Because aspects of this controversy get jumbled together, I want to clarify a point about an earlier piece of work: the Iraq-al Qaida briefing my staff gave to Mr. Hadley and Mr. Libby in September 2002. On the air last week, you asked me about the words "mature and symbiotic." While reasonable people can always dispute a given adjective, you should note that the second bullet on Iraq and al Qaida in Tenet's letter below talks of a ten-year relationship, which at least arguably supported the word "mature." And the next several bullets talk of reciprocity, safe haven and training, which could support the word "symbiotic."
The IG told a Senate committee on February 9 that he never actually took a comprehensive look at the underlying intelligence on the Iraq-al Qaida relationship - and he never judged the "validity" of our criticism of the CIA. His admission made nonsense of his opinion that, by saying there were "fundamental problems" with the CIA's work here, we "undercut" the intelligence community. He is saying we "undercut" the CIA whether or not we were correct in our criticism. And he is saying, in circular fashion, that Pentagon material was not fully supported by the intelligence simply because it was at "variance from the intelligence community consensus."
These were complex matters debated in the months after 9/11 in good faith by serious people who were trying to make our country safer. It is wrong for you to mis-describe and incorrectly attribute words to attack someone's credibility. Senator Levin has lately been using the confusion he has helped create about the facts of this matter to make the false argument that President Bush "lied" our country into war. A good journalist like yourself should get his words and facts straight, not reinforce that false argument.
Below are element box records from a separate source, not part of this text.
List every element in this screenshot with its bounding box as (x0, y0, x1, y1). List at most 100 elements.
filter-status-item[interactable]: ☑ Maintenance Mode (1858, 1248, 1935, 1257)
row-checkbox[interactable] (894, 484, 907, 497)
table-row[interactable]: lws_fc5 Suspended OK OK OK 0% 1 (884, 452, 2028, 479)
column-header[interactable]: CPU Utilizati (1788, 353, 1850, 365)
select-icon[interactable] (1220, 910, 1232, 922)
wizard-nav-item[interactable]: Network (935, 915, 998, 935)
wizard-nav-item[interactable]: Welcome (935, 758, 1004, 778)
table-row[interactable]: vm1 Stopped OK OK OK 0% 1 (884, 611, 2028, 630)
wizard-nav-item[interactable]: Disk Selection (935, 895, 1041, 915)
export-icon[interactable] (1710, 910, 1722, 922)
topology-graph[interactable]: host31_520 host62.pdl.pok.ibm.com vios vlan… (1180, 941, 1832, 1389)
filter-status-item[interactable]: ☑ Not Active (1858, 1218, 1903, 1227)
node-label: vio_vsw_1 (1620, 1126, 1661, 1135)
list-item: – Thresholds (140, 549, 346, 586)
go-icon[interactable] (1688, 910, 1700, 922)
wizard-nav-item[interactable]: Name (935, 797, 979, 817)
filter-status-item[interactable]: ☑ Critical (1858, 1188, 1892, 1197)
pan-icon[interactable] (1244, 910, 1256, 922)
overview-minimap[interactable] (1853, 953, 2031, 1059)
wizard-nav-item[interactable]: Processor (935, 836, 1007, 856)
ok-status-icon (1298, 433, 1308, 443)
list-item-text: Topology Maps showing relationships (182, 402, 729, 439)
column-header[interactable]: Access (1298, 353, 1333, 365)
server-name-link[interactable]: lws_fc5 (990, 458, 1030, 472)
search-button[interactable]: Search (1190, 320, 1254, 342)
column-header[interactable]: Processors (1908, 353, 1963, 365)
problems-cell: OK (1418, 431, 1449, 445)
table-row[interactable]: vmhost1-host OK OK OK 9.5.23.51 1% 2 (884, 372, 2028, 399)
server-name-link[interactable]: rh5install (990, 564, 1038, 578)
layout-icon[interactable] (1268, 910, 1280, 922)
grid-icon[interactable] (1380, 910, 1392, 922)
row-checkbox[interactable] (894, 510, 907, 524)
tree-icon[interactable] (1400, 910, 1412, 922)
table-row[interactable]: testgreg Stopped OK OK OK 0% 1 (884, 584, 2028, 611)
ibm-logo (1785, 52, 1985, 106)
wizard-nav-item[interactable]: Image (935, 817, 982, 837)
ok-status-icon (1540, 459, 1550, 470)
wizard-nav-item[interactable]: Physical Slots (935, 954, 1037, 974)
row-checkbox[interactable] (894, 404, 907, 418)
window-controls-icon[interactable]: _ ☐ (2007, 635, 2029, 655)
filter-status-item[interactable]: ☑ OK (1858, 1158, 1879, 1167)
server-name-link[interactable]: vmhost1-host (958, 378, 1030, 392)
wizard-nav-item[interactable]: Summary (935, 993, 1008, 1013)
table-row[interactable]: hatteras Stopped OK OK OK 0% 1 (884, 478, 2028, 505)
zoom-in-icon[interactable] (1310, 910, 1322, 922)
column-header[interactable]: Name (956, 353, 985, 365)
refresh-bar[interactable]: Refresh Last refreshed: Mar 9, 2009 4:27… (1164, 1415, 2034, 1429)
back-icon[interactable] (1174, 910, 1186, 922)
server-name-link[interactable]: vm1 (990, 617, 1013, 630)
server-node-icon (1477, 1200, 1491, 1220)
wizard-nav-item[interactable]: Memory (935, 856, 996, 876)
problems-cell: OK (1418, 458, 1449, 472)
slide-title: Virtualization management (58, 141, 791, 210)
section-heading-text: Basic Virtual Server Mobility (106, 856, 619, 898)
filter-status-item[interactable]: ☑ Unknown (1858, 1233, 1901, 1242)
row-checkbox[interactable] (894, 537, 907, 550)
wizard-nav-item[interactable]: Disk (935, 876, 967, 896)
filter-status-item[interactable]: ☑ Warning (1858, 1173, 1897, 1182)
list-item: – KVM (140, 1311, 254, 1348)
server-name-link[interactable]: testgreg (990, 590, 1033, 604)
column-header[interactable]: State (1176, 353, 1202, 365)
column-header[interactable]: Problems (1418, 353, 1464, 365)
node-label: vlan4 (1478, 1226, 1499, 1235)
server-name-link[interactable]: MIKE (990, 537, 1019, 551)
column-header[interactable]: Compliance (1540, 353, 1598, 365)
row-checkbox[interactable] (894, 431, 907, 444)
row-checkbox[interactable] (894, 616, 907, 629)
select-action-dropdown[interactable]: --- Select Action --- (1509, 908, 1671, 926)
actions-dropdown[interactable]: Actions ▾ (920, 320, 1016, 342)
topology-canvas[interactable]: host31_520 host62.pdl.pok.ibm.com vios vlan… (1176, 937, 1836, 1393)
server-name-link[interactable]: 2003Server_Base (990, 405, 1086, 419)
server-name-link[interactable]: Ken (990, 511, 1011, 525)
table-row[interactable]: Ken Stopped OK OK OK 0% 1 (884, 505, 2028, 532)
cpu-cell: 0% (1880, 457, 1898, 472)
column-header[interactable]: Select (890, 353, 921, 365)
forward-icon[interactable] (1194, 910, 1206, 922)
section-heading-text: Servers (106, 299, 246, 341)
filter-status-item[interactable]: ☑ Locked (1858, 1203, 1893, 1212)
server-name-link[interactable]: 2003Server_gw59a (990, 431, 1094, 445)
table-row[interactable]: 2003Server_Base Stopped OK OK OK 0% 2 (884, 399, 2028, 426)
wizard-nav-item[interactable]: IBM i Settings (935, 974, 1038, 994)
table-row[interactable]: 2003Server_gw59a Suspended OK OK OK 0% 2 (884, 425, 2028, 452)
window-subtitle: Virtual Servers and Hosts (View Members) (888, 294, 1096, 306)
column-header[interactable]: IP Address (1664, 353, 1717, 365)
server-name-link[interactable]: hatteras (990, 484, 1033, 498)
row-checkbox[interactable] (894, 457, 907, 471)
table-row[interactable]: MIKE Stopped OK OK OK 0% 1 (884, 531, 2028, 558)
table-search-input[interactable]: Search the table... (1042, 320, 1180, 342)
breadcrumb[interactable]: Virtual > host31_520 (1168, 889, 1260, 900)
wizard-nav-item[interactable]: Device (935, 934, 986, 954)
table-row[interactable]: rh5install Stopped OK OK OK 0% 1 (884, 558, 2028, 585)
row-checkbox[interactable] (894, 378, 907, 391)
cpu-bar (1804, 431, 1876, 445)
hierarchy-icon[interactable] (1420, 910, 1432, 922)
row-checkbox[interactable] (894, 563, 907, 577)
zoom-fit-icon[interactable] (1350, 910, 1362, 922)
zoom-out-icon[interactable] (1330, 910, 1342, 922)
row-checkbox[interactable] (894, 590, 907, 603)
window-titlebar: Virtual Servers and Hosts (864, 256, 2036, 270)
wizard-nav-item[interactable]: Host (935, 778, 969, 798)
My February 11 statement was correct. I think you owe me an apology. Your comments yesterday were an ill-informed and ungrounded attack on my honesty. Whenever you publish the video or transcript of those comments, you are compounding the harm.
Yours truly, Douglas J. Feith
Did Wallace not see this email or....?
I'm thinking it was more a matter of time constraints.
And that two top people from the Weekly Standard were sitting on today's panel, and are paid FNS people.
Chris Wallace gives "Wallace and Grommet" a bad name.
He made it clear that his report was nothing more than bringing ALL the information the CIA had to the table instead of the heavily one-sided report the CIA was trying to foist on the administration. (My characterisation not Feith's) The fact is that without his report the CIA would have unquestionably misled the President and Congress about Saddam and Al Queada with a false report that there wasn't any connection.
Levin should be caned for his treasonous twisting of this in the first place.
Unfortunately, I think you may have a GOOD point! I actually like Wallace and the Weekly Standard, but, they can be wrong and should own up to it.
Chris Wallace is his daddy's son.....a big LEFTY disguised as normal.
Wallace either does not have the capacity to sort fact from fiction or would rather spin to look like he knows what he is doing. Can't stand his show on Fox.